Não somos os guerreiristas que têm pretendido pintar alguns meios de comunicação, viemos à mesa com propostas e projetos para alcançar a paz definitiva, uma paz que implique uma profunda desmilitarização do Estado e reformas socioeconômicas radicais que cimentem a democracia, a justiça e a liberdade verdadeiras. Viemos aqui com o acumulado de uma luta histórica pela paz, a buscar, cotovelo a cotovelo com nosso povo, a vitória da solução política sobre a guerra civil que destroça a Colômbia. Não obstante, nossa determinação tem a firmeza para enfrentar os guerreiristas que creem que com o estrondo das bombas e dos canhões podem dobrar a vontade dos que mantêm em alto as bandeiras da mudança e justiça social.
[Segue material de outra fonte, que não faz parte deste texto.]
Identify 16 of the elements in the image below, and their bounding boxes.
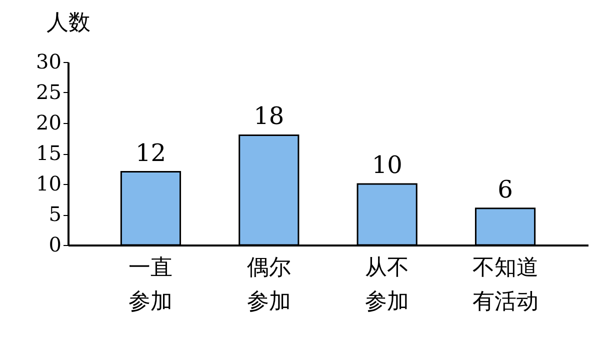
y-tick-label: 20 [36, 110, 62, 134]
y-tick-label: 30 [36, 50, 62, 74]
data-label: 6 [498, 175, 513, 204]
x-tick-label: 不知道有活动 [472, 254, 538, 314]
x-tick-label: 偶尔参加 [246, 254, 291, 314]
y-tick-label: 5 [48, 202, 62, 226]
x-tick-label: 一直参加 [128, 254, 173, 314]
data-label: 18 [254, 102, 284, 130]
data-label: 12 [135, 138, 166, 167]
y-tick-label: 10 [36, 172, 62, 196]
y-tick-label: 15 [36, 141, 62, 165]
y-tick-label: 25 [36, 80, 62, 104]
data-label: 10 [372, 151, 402, 179]
y-tick-label: 0 [48, 232, 62, 256]
x-tick-label: 从不参加 [365, 254, 410, 314]
y-axis-title: 人数 [46, 10, 90, 34]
Não se pode encadear este processo a uma política enfocada exclusivamente na obtenção desaforada de lucros para uns poucos capitalistas, aos quais não lhes importa nada a pobreza que abate a 70% da população. Eles só pensam no incremento de seu botim, não na redução da miséria. Mais de 30 milhões de colombianos vivem na pobreza, 12 milhões na indigência, 50% da população economicamente ativa agonizam entre o desemprego e o subemprego, quase 6 milhões de campesinos perambulam pelas ruas, vítimas do deslocamento forçado. De 114 milhões de hectares que o país tem, 38 estão destinados à exploração petroleira, 11 milhões à mineração, dos 750 mil hectares em exploração florestal se projeta passar para 12 milhões. A pecuária extensiva ocupa 39.2 milhões. A área cultivável é de 21.5 milhões de hectares, porém somente 4.7 milhões deles estão dedicados à agricultura, algarismo em decadência porque já o país importa 10 milhões de toneladas de alimentos ao ano. Mais da metade do território colombiano está em função dos interesses de uma economia de encrave.
Em nossa visão, colocar sobre a mesa o assunto do desenvolvimento agrário integral como primeiro ponto do acordo geral remete a assumir a análise de um dos aspectos centrais do conflito. O problema da terra é causa histórica da confrontação de classes em Colômbia. Nas palavras do comandante Alfonso Cano “as FARC nascemos resistindo à violência oligárquica que utiliza sistematicamente o crime político para liquidar a oposição democrática e revolucionária; também como resposta campesina e popular à agressão latifundiária e terra-tenente que inundou de sangue os campos colombianos, usurpando terras de campesinos e colonos”.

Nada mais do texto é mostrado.